# Ford Fiesta radio locked....



## Green (26 Apr 2011)

Battery was falt in the fiesta some time back and I needed to reset code in radio...i tried a few codes I saw online but now radio comes up as locked...any thoughts as to what I can do now? thanks


----------



## huskerdu (26 Apr 2011)

You dont know the code to your radio, you entered the wrong code and you have locked it out. you need to get the code programmed into your radio when it was new. You are not going to find this online. 

If you bought it new, contact the garage you bought it from, and they should have the code on record. 

Even if you bought it second hand and you know the garage that it was bought new from, once you show them evidence of being the rightful owner, they should give you the code.


----------



## truthseeker (26 Apr 2011)

You can get it re-coded in a car radio shop - I had to do same many years back - but it was 30 quid then so god knows what it is now (maybe 12 years ago?).


----------



## Green (26 Apr 2011)

huskerdu said:


> You dont know the code to your radio, you entered the wrong code and you have locked it out. you need to get the code programmed into your radio when it was new. *You are not going to find this online.*


 
I have seen some website where if you give the serial number of the radio they give you the code...I'll post up an example..although this might be different to my situation where I'm locked out....


----------



## serotoninsid (26 Apr 2011)

Well, probably too late - but two places where you would be likely to find the code.

1.  Could be included on a plastic card in the car manual pack.
2. I found one some years ago on a ford i had - on a sticker on the side of the radio ...you would have to take the rad out to check this obviously...

Good luck with it.


----------



## huskerdu (26 Apr 2011)

YOBR said:


> I have seen some website where if you give the serial number of the radio they give you the code...I'll post up an example..although this might be different to my situation where I'm locked out....



I thought it was supposed to be a security code. Its not offering much security if the code can be downloaded. 

Maybe someone can explain what the point of the code is, I'm confused.,


----------



## serotoninsid (26 Apr 2011)

huskerdu said:


> I thought it was supposed to be a security code. Its not offering much security if the code can be downloaded.
> 
> Maybe someone can explain what the point of the code is, I'm confused.,


It is a security code - but these can be got around.  In any event, I don't see the point of such a code in most cases - as unless you have a top of the line stereo from Ford, its unnecessary...


----------



## truthseeker (27 Apr 2011)

huskerdu said:


> Maybe someone can explain what the point of the code is, I'm confused.,


 
I think its a throwback to the days when car radio theft was more common. If the radio got disconnected from the battery you needed the code to get it going again. So the thieves would end up with a radio that needed the correct code or to be recoded.

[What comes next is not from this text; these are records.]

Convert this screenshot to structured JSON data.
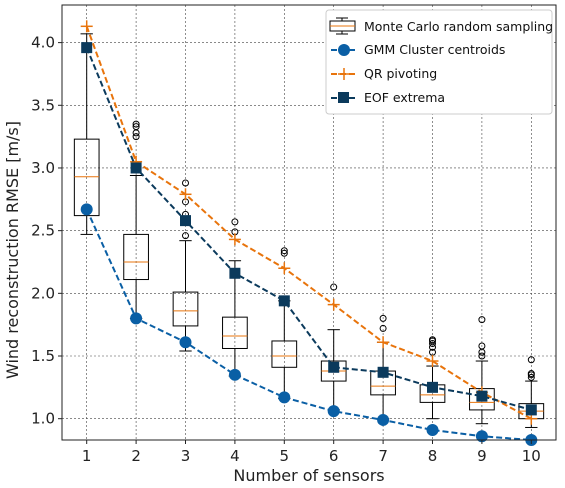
{
  "chart_data": {
    "type": "box+line",
    "xlabel": "Number of sensors",
    "ylabel": "Wind reconstruction RMSE [m/s]",
    "xlim": [
      0.5,
      10.5
    ],
    "ylim": [
      0.83,
      4.3
    ],
    "xticks": [
      1,
      2,
      3,
      4,
      5,
      6,
      7,
      8,
      9,
      10
    ],
    "yticks": [
      1.0,
      1.5,
      2.0,
      2.5,
      3.0,
      3.5,
      4.0
    ],
    "ytick_labels": [
      "1.0",
      "1.5",
      "2.0",
      "2.5",
      "3.0",
      "3.5",
      "4.0"
    ],
    "grid": true,
    "legend_position": "top-right",
    "boxplot": {
      "name": "Monte Carlo random sampling",
      "positions": [
        1,
        2,
        3,
        4,
        5,
        6,
        7,
        8,
        9,
        10
      ],
      "q1": [
        2.62,
        2.11,
        1.74,
        1.56,
        1.41,
        1.3,
        1.19,
        1.13,
        1.07,
        1.0
      ],
      "median": [
        2.93,
        2.25,
        1.86,
        1.66,
        1.5,
        1.38,
        1.26,
        1.19,
        1.13,
        1.06
      ],
      "q3": [
        3.23,
        2.47,
        2.01,
        1.81,
        1.62,
        1.46,
        1.38,
        1.27,
        1.24,
        1.12
      ],
      "whisker_low": [
        2.47,
        1.8,
        1.54,
        1.34,
        1.16,
        1.07,
        1.0,
        1.0,
        0.96,
        0.93
      ],
      "whisker_high": [
        4.07,
        2.94,
        2.42,
        2.26,
        1.94,
        1.71,
        1.61,
        1.42,
        1.46,
        1.3
      ],
      "outliers": [
        [],
        [
          3.25,
          3.28,
          3.33,
          3.35
        ],
        [
          2.46,
          2.58,
          2.63,
          2.73,
          2.88
        ],
        [
          2.49,
          2.57
        ],
        [
          2.32,
          2.34
        ],
        [
          2.05
        ],
        [
          1.72,
          1.8
        ],
        [
          1.53,
          1.57,
          1.6,
          1.62,
          1.63
        ],
        [
          1.5,
          1.53,
          1.58,
          1.79
        ],
        [
          1.33,
          1.35,
          1.36,
          1.47
        ]
      ]
    },
    "series": [
      {
        "name": "GMM Cluster centroids",
        "color": "#0a5fa5",
        "marker": "circle",
        "x": [
          1,
          2,
          3,
          4,
          5,
          6,
          7,
          8,
          9,
          10
        ],
        "values": [
          2.67,
          1.8,
          1.61,
          1.35,
          1.17,
          1.06,
          0.99,
          0.91,
          0.86,
          0.83
        ]
      },
      {
        "name": "QR pivoting",
        "color": "#e8740c",
        "marker": "plus",
        "x": [
          1,
          2,
          3,
          4,
          5,
          6,
          7,
          8,
          9,
          10
        ],
        "values": [
          4.13,
          3.05,
          2.79,
          2.43,
          2.2,
          1.91,
          1.61,
          1.46,
          1.21,
          1.0
        ]
      },
      {
        "name": "EOF extrema",
        "color": "#0b3a5c",
        "marker": "square",
        "x": [
          1,
          2,
          3,
          4,
          5,
          6,
          7,
          8,
          9,
          10
        ],
        "values": [
          3.96,
          3.0,
          2.58,
          2.16,
          1.94,
          1.41,
          1.37,
          1.25,
          1.18,
          1.07
        ]
      }
    ]
  }
}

These days its likely people leave expensive stuff in cars like sat navs, ipods, designer sunglasses, etc.. The days of car radio theft of any old radio are much diminished. But the coding remains and its a right pain in situations like the OP is experiencing.


----------



## liaconn (27 Apr 2011)

Just ring the garage where you bought it and they will give you the code. It happened to me and even though the car was several years old they still had it on record.


----------



## huskerdu (27 Apr 2011)

truthseeker said:


> I think its a throwback to the days when car radio theft was more common. If the radio got disconnected from the battery you needed the code to get it going again. So the thieves would end up with a radio that needed the correct code or to be recoded.



That was always my understanding. But this is only useful, if it is hard for a thief to get the code. If it is possible to get the code  on the internet, its fairly useless.


----------



## truthseeker (27 Apr 2011)

huskerdu said:


> That was always my understanding. But this is only useful, if it is hard for a thief to get the code. If it is possible to get the code on the internet, its fairly useless.


 
The internet wasnt around in the days when coding radios began so it would appear that the coding technology has become useless as a result of the information superhighway.


----------



## Frank (27 Apr 2011)

I managed to unlock a ford radio with info from google.

I had the correct security code.

Someone had eentered this wrong a few times.

The unlock was something like 

Ignition off 
Hold the 6
Ignition on keep holding the 6 button.

Maybe not 100% correct but very much as simple as this.

Had a similiar issue with an Opel vectra and similiar way to sort it.

Get the radio model and get onto google.
No need to go to a shop or garage.


----------



## huskerdu (29 Apr 2011)

Frank said:


> I managed to unlock a ford radio with info from google.
> 
> I had the correct security code.
> 
> ...



The instructiosn to unlock can be found in the manual for the car, its getting the security code that is the issue.


----------



## Frank (29 Apr 2011)

You can get the security code from ford dealers.

Take out the radio get the serial no. and the model 
Give them the info.

I managed to get this over the phone for one of the work vans.

The radio manual won't explain how to get over the problem of the radio being locked after someone has put in the wrong code too many times.

But there is a way for all the ones I have come accross so far.

One was a mates car. The other was a loaner from the garage we use in work.

The amount of driving and hate of a lack of a radio motivated the effort on the second one.


----------



## SISSOKO (6 May 2011)

underside of the ashtray have a look..............
Thats where i got mine ford mondeo.......


----------